Unstructured data is not understood by machines without some algorithms to process it. Structured data is machine-readable.

First, preprocessing (such as data cleaning and sampling) is done to make the data useful.

Then, Exploratory data analysis (EDA), such as data visualization, allows us to understand the data and determine what types of algorithm to employ.

Thirdly, feature selection selects the important feature to reduce overfitting and improve accuracy of the model.

Constructing ML Models

A dataset is used to train ML models.

The training dataset is the data used for training a model, containing a set of observations composed of a set of features. In a regression/classification model, we gain a hypothesis function such that it predicts the target variable y.

The test dataset is the data used to test the performance of the trained model.

Classifications

Machine learning models is classified by the way they learn and the output they produce.

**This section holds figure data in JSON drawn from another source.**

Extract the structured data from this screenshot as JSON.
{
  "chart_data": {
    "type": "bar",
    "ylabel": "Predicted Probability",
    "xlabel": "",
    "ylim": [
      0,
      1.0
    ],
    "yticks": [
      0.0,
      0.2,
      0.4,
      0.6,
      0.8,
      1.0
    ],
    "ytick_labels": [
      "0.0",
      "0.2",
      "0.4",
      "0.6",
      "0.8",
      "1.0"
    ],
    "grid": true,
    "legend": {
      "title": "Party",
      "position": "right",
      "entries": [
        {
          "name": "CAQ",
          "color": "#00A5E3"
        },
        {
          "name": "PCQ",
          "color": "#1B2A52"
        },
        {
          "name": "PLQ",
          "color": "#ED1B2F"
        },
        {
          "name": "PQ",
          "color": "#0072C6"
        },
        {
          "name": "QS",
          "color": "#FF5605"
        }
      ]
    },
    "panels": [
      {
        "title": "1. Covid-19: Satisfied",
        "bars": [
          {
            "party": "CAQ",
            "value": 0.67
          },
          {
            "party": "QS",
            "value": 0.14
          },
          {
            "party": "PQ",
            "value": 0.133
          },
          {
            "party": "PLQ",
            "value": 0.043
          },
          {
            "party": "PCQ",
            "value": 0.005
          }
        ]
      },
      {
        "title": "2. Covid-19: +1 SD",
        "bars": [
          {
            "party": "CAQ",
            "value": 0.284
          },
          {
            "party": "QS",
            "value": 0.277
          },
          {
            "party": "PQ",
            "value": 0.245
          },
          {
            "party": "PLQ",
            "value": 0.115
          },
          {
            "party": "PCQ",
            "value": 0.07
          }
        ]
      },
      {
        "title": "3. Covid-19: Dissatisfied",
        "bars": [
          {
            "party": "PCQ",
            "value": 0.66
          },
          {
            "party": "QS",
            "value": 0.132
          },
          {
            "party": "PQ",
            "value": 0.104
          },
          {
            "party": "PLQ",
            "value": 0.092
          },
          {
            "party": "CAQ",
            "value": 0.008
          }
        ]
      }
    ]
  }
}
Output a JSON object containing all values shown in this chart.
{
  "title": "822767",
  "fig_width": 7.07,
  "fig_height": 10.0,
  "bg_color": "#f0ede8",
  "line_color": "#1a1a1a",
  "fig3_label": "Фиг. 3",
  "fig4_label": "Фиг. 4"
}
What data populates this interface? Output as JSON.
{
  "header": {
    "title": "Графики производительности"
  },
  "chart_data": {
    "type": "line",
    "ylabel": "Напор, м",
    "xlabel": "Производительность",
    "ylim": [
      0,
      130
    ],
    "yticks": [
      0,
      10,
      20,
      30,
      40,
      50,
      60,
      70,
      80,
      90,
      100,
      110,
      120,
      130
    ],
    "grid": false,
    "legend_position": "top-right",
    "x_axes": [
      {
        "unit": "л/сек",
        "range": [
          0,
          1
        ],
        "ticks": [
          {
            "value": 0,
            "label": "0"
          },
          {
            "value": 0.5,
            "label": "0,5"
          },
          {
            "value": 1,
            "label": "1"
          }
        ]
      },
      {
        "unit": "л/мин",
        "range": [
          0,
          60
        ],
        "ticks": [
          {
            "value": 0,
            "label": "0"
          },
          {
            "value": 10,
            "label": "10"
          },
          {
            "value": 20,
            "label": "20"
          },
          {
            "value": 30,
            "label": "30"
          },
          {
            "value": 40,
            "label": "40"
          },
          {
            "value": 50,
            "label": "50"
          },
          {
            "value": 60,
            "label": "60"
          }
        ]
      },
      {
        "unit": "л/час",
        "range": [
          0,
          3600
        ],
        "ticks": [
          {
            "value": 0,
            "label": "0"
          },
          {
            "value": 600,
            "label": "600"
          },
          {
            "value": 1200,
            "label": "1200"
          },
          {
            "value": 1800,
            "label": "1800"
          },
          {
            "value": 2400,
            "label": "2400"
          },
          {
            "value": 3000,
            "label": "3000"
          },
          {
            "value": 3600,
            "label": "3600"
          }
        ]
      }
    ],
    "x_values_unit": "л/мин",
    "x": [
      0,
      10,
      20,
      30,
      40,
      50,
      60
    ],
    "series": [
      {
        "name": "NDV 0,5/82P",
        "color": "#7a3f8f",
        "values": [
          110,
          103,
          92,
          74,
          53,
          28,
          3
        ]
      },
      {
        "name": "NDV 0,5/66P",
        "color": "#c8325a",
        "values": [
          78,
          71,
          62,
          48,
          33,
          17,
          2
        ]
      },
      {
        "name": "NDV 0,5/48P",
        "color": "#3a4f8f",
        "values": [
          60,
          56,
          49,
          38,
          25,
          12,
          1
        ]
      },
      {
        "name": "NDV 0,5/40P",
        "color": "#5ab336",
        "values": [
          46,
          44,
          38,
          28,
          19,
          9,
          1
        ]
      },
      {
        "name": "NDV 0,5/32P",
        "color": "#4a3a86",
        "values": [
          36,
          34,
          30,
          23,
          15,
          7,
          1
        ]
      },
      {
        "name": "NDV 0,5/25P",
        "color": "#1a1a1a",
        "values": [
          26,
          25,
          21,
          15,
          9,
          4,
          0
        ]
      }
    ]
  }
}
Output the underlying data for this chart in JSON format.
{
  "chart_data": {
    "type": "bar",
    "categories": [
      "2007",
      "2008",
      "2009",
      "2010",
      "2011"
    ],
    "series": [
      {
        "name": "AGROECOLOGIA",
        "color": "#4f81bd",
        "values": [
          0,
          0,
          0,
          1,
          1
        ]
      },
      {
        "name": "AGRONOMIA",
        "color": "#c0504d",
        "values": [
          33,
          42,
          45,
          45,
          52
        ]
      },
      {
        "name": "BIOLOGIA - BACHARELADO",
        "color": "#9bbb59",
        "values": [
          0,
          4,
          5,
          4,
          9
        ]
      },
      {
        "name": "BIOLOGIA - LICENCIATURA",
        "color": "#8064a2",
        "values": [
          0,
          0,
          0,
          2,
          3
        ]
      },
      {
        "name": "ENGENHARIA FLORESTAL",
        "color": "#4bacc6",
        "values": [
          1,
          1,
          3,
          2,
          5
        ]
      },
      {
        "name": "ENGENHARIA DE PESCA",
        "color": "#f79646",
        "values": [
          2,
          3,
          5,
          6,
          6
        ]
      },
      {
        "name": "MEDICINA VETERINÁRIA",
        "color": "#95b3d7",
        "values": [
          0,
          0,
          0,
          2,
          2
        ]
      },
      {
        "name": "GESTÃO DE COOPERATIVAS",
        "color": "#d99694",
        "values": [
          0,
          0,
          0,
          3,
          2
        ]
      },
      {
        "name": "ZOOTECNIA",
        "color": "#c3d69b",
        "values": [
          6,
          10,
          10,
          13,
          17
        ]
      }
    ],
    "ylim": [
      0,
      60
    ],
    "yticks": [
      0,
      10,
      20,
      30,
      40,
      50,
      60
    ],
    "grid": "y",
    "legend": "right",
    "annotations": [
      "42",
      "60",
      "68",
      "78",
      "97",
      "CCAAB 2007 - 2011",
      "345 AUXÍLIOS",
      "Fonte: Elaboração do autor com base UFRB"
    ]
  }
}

Supervised learning is the process by which a model's output is checked to see if it matches the expectation in a known dataset, in the hopes that it will produce a good approximation for an unknown dataset.

Unsupervised learning is the process by which a model attempt to find clusters/patterns. It is used by Amazon to find trends.

Classification produces a categorical output/label

Regression predicts a value.

Clustering finds rules within a dataset.